U.S. flag. (Photo by David Pendered.)

By David Pendered

Georgia sends a lot of recruits to the military. Unfortunately, they are among the lowest quality of individuals who enlist, according to an analysis by the Department of Defense.

The latest DoD report on the demographic and service-related characteristics of U.S. military personnel was issued for the federal fiscal year that ended Sept. 30, 2019.

The report offers this observation of Georgia’s enlisted:

“It is worth noting that, while Georgia had the third-highest representation ratio in FY19, it also had one of the lowest percentages of recruits who were identified as high quality.”

The military assessed 40.5 percent of Georgia recruits as not of high quality in the report, “Population Representation in the Military Services.”

The military defines “high quality” as a person with a high school diploma who scores 50 percent or higher on a standardized, multiple-choice test of four categories: word knowledge, paragraph comprehension, arithmetic reasoning and mathematics knowledge.

Georgia ranks in the bottom five for high-quality recruits.
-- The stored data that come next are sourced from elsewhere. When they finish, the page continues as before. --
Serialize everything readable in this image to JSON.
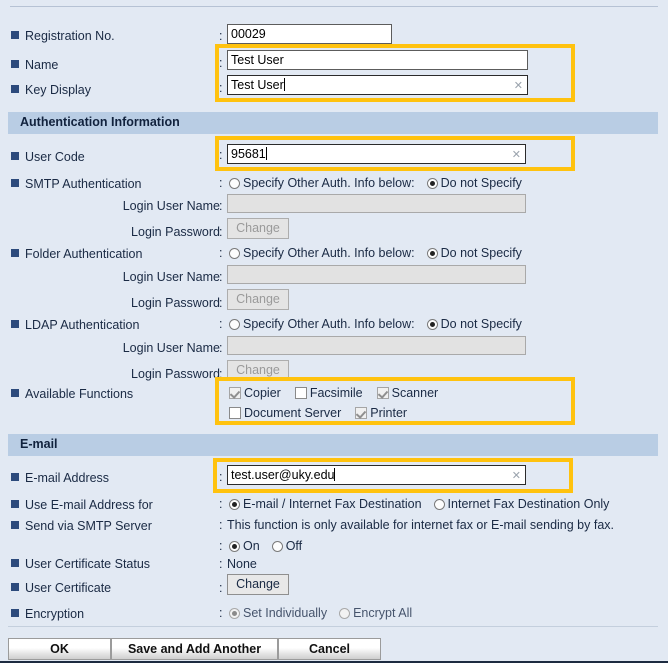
{
  "colors": {
    "background": "#e2e9f3",
    "section_header": "#b9cde4",
    "highlight": "#ffc20e",
    "bullet": "#2c4a7c",
    "text": "#1a2a44"
  },
  "fields": {
    "registration_no": {
      "label": "Registration No.",
      "value": "00029"
    },
    "name": {
      "label": "Name",
      "value": "Test User"
    },
    "key_display": {
      "label": "Key Display",
      "value": "Test User",
      "clear_icon": "clear-x-icon"
    }
  },
  "sections": {
    "auth": {
      "title": "Authentication Information"
    },
    "email": {
      "title": "E-mail"
    }
  },
  "auth": {
    "user_code": {
      "label": "User Code",
      "value": "95681",
      "clear_icon": "clear-x-icon"
    },
    "smtp": {
      "label": "SMTP Authentication",
      "option_specify": "Specify Other Auth. Info below:",
      "option_do_not": "Do not Specify",
      "selected": "do_not_specify",
      "login_user_name_label": "Login User Name",
      "login_user_name_value": "",
      "login_password_label": "Login Password",
      "change_label": "Change"
    },
    "folder": {
      "label": "Folder Authentication",
      "option_specify": "Specify Other Auth. Info below:",
      "option_do_not": "Do not Specify",
      "selected": "do_not_specify",
      "login_user_name_label": "Login User Name",
      "login_user_name_value": "",
      "login_password_label": "Login Password",
      "change_label": "Change"
    },
    "ldap": {
      "label": "LDAP Authentication",
      "option_specify": "Specify Other Auth. Info below:",
      "option_do_not": "Do not Specify",
      "selected": "do_not_specify",
      "login_user_name_label": "Login User Name",
      "login_user_name_value": "",
      "login_password_label": "Login Password",
      "change_label": "Change"
    },
    "available_functions": {
      "label": "Available Functions",
      "items": [
        {
          "label": "Copier",
          "checked": true
        },
        {
          "label": "Facsimile",
          "checked": false
        },
        {
          "label": "Scanner",
          "checked": true
        },
        {
          "label": "Document Server",
          "checked": false
        },
        {
          "label": "Printer",
          "checked": true
        }
      ]
    }
  },
  "email": {
    "address": {
      "label": "E-mail Address",
      "value": "test.user@uky.edu",
      "clear_icon": "clear-x-icon"
    },
    "use_for": {
      "label": "Use E-mail Address for",
      "option_a": "E-mail / Internet Fax Destination",
      "option_b": "Internet Fax Destination Only",
      "selected": "option_a"
    },
    "send_via_smtp": {
      "label": "Send via SMTP Server",
      "note": "This function is only available for internet fax or E-mail sending by fax.",
      "option_on": "On",
      "option_off": "Off",
      "selected": "on"
    },
    "cert_status": {
      "label": "User Certificate Status",
      "value": "None"
    },
    "user_certificate": {
      "label": "User Certificate",
      "change_label": "Change"
    },
    "encryption": {
      "label": "Encryption",
      "option_set_individually": "Set Individually",
      "option_encrypt_all": "Encrypt All",
      "selected": "set_individually"
    }
  },
  "buttons": {
    "ok": "OK",
    "save_and_add_another": "Save and Add Another",
    "cancel": "Cancel"
  }
}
These states and their percent of high-quality recruits are:

46. Louisiana (59.8)
47. Georgia (59.5)
48. District of Columbia (59)
49. Mississippi (58.3)
50. Alabama (57.9)

The top five states for high-quality recruits and their percent of high-quality recruits are:

  1. New Hampshire (77.1)
  2. Idaho (76.6)
  3. Minnesota (75.7)
  4. Montana (75.5)
  5. Vermont (75.5)

As the nation pauses on Veterans Day to honor those who serve and have served in the military, the report provides a snapshot of Georgia at this moment in a decades-long history as a leading provider of military recruits.

In addition, the DOD report is relevant in light of the U.S. Marines’ loss in war games last week to a team involving British commandos. The results have added to speculation about U.S. combat readiness as tensions escalate with actors including China.
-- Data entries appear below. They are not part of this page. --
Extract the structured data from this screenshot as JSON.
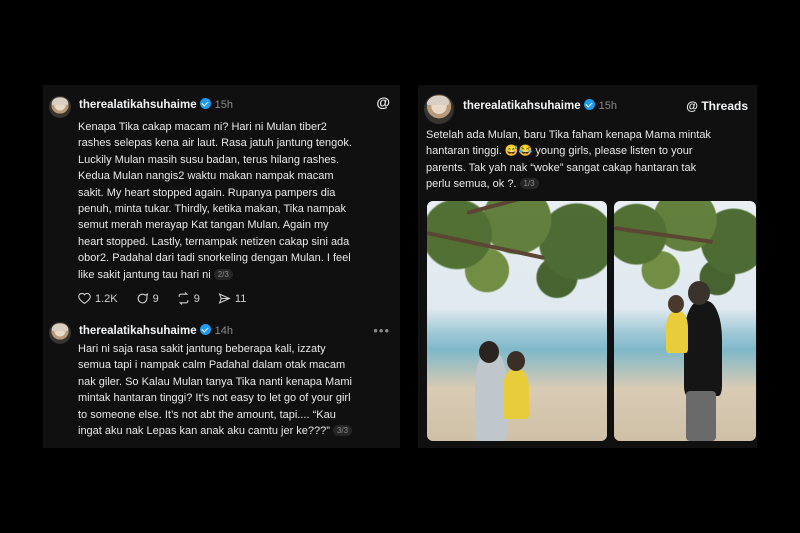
{
  "left_card": {
    "post1": {
      "username": "therealatikahsuhaime",
      "time": "15h",
      "lines": [
        "Kenapa Tika cakap macam ni? Hari ni Mulan tiber2",
        "rashes selepas kena air laut. Rasa jatuh jantung tengok.",
        "Luckily Mulan masih susu badan, terus hilang rashes.",
        "Kedua Mulan nangis2 waktu makan nampak macam",
        "sakit. My heart stopped again. Rupanya pampers dia",
        "penuh, minta tukar. Thirdly, ketika makan, Tika nampak",
        "semut merah merayap Kat tangan Mulan. Again my",
        "heart stopped. Lastly, ternampak netizen cakap sini ada",
        "obor2. Padahal dari tadi snorkeling dengan Mulan. I feel",
        "like sakit jantung tau hari ni"
      ],
      "pager": "2/3",
      "likes": "1.2K",
      "comments": "9",
      "reposts": "9",
      "shares": "11"
    },
    "post2": {
      "username": "therealatikahsuhaime",
      "time": "14h",
      "more": "•••",
      "lines": [
        "Hari ni saja rasa sakit jantung beberapa kali, izzaty",
        "semua tapi i nampak calm Padahal dalam otak macam",
        "nak giler. So Kalau Mulan tanya Tika nanti kenapa Mami",
        "mintak hantaran tinggi? It’s not easy to let go of your girl",
        "to someone else. It’s not abt the amount, tapi.... “Kau",
        "ingat aku nak Lepas kan anak aku camtu jer ke???”"
      ],
      "pager": "3/3"
    }
  },
  "right_card": {
    "username": "therealatikahsuhaime",
    "time": "15h",
    "brand": "Threads",
    "lines": [
      "Setelah ada Mulan, baru Tika faham kenapa Mama mintak",
      "hantaran tinggi. 😅😂 young girls, please listen to your",
      "parents. Tak yah nak “woke” sangat cakap hantaran tak",
      "perlu semua, ok ?."
    ],
    "pager": "1/3"
  },
  "colors": {
    "background": "#000000",
    "card": "#101010",
    "text": "#f3f5f7",
    "muted": "#8a8a8a",
    "verified": "#1d9bf0"
  }
}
The annual Green Dagger exercise, in the Mojave Desert, included a battle between a regiment of U.S. Marines and a regiment of allied forces. The allied force included Great Britain’s new commando group. The allied force ended with control of more than two-thirds of the mock battlefield, after repelling a last-minute assault by U.S. Marines and carrying out raids behind the Marines’ lines, according to a report by the Royal Navy. The U.S. Marines responded that their regiment did not lose because there are no winners or losers in Green Dagger, according to a report by the trade publication Military Times.

The DoD report doesn’t judge recruits. Nor does it assign responsibility to a state’s school system and other factors for influencing recruits’ performance on the intake exam. The report is intended to fulfill a 1974 congressional mandate related to maintaining an authorized strength of force. The idea is for the number of recruits to balance the number of soldiers leaving the military.

This document is cited in various reports on matters such as female representation in the military. The report shows 11 consecutive years of female gains as enlisted members, now at 16.6 percent, and the 12 consecutive years of gains in the officer corps, now at 19.2 percent. The Navy and Air Force have the highest proportion of females among the services.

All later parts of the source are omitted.